CW: In einem der Fallbeispiele geht es um Carl, eine SPoC-Lösung (Single Point of Contact) mit Chatbot, die in der Siemens-Personalverwaltung im Einsatz ist. Ein Ergebnis
der Untersuchungen besagt nun, dass die Mitarbeiter Carl eher als Unterstützung denn als Jobkiller wahrnehmen. Wie war das Feedback der Mitarbeiter?
Fregin: Die HR-Experten bei Siemens sehen die Lösung als eine nützliche Assistenz an. Carl ist rund um die Uhr für die Beschäftigten da und beantwortet Fragen zu HR-Themen, -Applikationen und -Prozessen. Der Chatbot wird heute schon über eine Million Mal pro Monat in 30 Ländern genutzt. Er entlastet die HR-Experten von einigen sich wiederholenden Aufgaben und schafft Freiraum für neue Aufgaben, die auch im Zusammenhang mit dem KI-Einsatz entstanden sind, wie die Bereitstellung von Daten für das Chatbot-Training.
In Interviews bestätigten Mitarbeiter zudem eine Steigerung ihrer Produktivität und Effizienz, was zu einer positiven Bewertung des KI-Einsatzes führte. Dazu kommt, dass sich bislang zwar die Art und Weise der Arbeit geändert hat, nicht aber die Gesamtarbeitsmenge. So, wie sie heute eingesetzt wird, ist die KI nach Erfahrung der HR-Experten also keine Bedrohung für ihre Arbeitsplätze. KILösungen wie Carl werden allerdings in der Zukunft dazu beitragen, dass die Berufe sich wandeln und weniger Menschen gebraucht werden als heute.
Braun: Wir stehen vor einer Chance und einer Herausforderung gleichermaßen. Eine Herausforderung, die im Zuge der Sozialpartnerschaft gemeinsam angegangen werden muss, und zwar unter der Prämisse, dass KI dem Menschen dienen soll. Wir haben ihren Einsatz selbst in der Hand und können dafür sorgen, dass aus technologischem auch sozialer Fortschritt wird. Damit das gelingt, muss das Miteinander zwischen Arbeitgebern und Arbeitnehmern gelingen.
CW: Heißt dass, das alle beteiligten Parteien bereits im Dialog sind?
Braun: Ja, das sind sie schon in vielen Fällen. Allen Beteiligten ist klar: Wenn KI in Unternehmen sozialpartnerschaftlich und wirtschaftlich zum Einsatz kommen soll, dann gilt es, eine Vielzahl von konkreten Fragen zu klären und einen Anwendungskontext zu finden. Eine elementare Rolle beim Einsatz von KI wird beispielsweise der Aufbau von neuen Fähigkeiten spielen.

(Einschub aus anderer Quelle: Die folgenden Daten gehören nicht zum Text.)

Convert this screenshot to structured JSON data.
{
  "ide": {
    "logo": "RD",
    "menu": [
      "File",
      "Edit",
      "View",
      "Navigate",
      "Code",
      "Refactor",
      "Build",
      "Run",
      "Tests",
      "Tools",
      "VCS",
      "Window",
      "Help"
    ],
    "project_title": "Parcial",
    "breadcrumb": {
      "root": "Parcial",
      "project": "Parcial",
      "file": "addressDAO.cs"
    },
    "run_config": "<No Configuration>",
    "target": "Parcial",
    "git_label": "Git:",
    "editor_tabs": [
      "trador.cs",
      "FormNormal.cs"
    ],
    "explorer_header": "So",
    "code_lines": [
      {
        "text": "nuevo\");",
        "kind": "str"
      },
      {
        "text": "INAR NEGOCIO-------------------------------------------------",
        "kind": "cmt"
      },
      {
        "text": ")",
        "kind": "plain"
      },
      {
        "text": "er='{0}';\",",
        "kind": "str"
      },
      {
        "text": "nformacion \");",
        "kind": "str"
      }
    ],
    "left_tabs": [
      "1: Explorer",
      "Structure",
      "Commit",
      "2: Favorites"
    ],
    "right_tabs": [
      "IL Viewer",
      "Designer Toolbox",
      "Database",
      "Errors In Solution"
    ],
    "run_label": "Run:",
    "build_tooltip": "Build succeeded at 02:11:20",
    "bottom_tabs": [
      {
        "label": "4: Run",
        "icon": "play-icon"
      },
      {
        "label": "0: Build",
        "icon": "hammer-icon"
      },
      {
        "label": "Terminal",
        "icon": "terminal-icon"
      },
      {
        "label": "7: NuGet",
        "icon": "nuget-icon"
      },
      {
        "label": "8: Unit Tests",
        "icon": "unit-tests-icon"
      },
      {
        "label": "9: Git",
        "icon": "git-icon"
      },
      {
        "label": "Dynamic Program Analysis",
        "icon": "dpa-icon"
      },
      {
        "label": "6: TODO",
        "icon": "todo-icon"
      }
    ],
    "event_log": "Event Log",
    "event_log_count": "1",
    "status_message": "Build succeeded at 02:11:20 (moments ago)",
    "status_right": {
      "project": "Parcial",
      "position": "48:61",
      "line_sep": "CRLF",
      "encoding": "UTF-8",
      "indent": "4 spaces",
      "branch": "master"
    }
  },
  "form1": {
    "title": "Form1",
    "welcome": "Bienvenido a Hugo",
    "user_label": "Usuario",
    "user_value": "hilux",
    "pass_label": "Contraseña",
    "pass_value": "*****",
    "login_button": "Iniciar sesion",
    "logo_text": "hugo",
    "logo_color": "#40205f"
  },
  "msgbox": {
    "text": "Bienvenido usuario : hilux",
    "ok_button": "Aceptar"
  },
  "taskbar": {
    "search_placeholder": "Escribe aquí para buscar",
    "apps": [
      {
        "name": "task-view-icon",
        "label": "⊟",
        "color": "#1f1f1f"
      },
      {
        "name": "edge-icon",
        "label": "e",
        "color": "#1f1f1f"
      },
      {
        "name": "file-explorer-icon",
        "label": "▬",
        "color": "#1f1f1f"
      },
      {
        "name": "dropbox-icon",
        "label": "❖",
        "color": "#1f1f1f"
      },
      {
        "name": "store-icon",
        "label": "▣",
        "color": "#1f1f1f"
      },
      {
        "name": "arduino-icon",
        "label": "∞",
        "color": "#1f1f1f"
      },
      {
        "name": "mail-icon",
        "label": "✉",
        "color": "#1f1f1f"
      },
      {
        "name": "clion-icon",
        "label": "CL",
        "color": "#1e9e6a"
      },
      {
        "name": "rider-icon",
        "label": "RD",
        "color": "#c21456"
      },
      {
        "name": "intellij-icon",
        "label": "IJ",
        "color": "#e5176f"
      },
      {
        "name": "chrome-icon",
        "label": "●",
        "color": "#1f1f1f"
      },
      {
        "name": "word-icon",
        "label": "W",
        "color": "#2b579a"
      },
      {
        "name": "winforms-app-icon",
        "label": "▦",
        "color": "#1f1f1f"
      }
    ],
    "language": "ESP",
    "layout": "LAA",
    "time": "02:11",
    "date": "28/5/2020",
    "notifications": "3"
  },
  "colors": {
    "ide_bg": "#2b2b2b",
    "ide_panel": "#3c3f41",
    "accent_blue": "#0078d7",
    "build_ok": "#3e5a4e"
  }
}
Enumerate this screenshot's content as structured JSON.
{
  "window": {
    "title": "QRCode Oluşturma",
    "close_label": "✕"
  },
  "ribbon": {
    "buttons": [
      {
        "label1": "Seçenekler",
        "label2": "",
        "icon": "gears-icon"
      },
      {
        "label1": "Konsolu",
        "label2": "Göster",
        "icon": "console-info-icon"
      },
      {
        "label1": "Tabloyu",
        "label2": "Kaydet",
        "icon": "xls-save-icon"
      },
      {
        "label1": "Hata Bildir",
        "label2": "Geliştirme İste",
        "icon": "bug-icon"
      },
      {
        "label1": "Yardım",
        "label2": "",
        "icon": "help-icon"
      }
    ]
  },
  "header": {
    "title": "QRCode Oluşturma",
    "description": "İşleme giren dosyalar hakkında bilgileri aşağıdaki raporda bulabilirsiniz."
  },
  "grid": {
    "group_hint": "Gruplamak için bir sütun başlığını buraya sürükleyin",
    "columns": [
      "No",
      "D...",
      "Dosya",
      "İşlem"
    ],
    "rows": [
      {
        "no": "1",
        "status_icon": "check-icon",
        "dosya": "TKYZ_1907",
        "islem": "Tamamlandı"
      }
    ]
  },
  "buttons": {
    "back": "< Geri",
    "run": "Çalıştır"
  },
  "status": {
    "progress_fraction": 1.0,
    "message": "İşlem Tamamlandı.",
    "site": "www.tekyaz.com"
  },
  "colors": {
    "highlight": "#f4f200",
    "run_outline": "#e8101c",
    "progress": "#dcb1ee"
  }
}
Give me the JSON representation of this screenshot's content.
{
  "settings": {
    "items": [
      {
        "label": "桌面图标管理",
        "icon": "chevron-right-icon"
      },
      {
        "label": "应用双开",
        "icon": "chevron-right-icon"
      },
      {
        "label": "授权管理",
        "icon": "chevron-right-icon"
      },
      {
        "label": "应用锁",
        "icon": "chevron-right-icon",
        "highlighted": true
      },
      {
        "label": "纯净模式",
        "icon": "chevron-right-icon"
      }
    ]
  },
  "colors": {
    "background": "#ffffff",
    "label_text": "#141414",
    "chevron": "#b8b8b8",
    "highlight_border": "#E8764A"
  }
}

In jedem Fall braucht der Einsatz von KI aber einen klaren Rahmen. Gemeinsam mit dem Konzernbetriebsrat haben wir 2020 eine Vereinbarung über die Einführung und den Einsatz von KI-Systemen abgeschlossen. Ein wichtiger Bestandteil der Vereinbarung ist zum Beispiel ein KI-Ethikrat, der Arbeitgeber und Mitarbeitervertretung bei der Einführung von KI-Systemen berät und auf die Einhaltung der festgelegten Werte achtet. Dazu gehören zum Beispiel die Transparenz der KI-Systeme, die Erklärbarkeit der Ergebnisse und die Fairness der Empfehlungen.
Fregin: In der Auseinandersetzung mit KI in der Arbeitswelt sollten Praxis und Forschung nicht diejenigen übersehen, die in Organisationen am unmittelbarsten vom Technikeinsatz betroffen sind – die Mitarbeiter, die an Technologien arbeiten oder an der Implementierung von KI und dem Training von Algorithmen beteiligt sind. KI-Anwendungen sind von Anfang an aus der Perspektive von Beschäftigten und Führungskräften zu betrachten und die Technikfolgen schon bei der Implementierung in den Blick zu nehmen. Aus der Organisations- und Managementforschung wissen wir zudem, wie hilfreich es ist, wenn bei der Gestaltung von Arbeitsplätzen auf Kriterien geachtet wird wie Anforderungsvielfalt, einen klaren Aufbau und Umfang der Aufgaben, das Aufzeigen des Sinns der Aufgabenstellung, Autonomie und Freiraum bei der Umsetzung und regelmäßiges Feedback durch Führungskräfte, Kollegen und Kunden.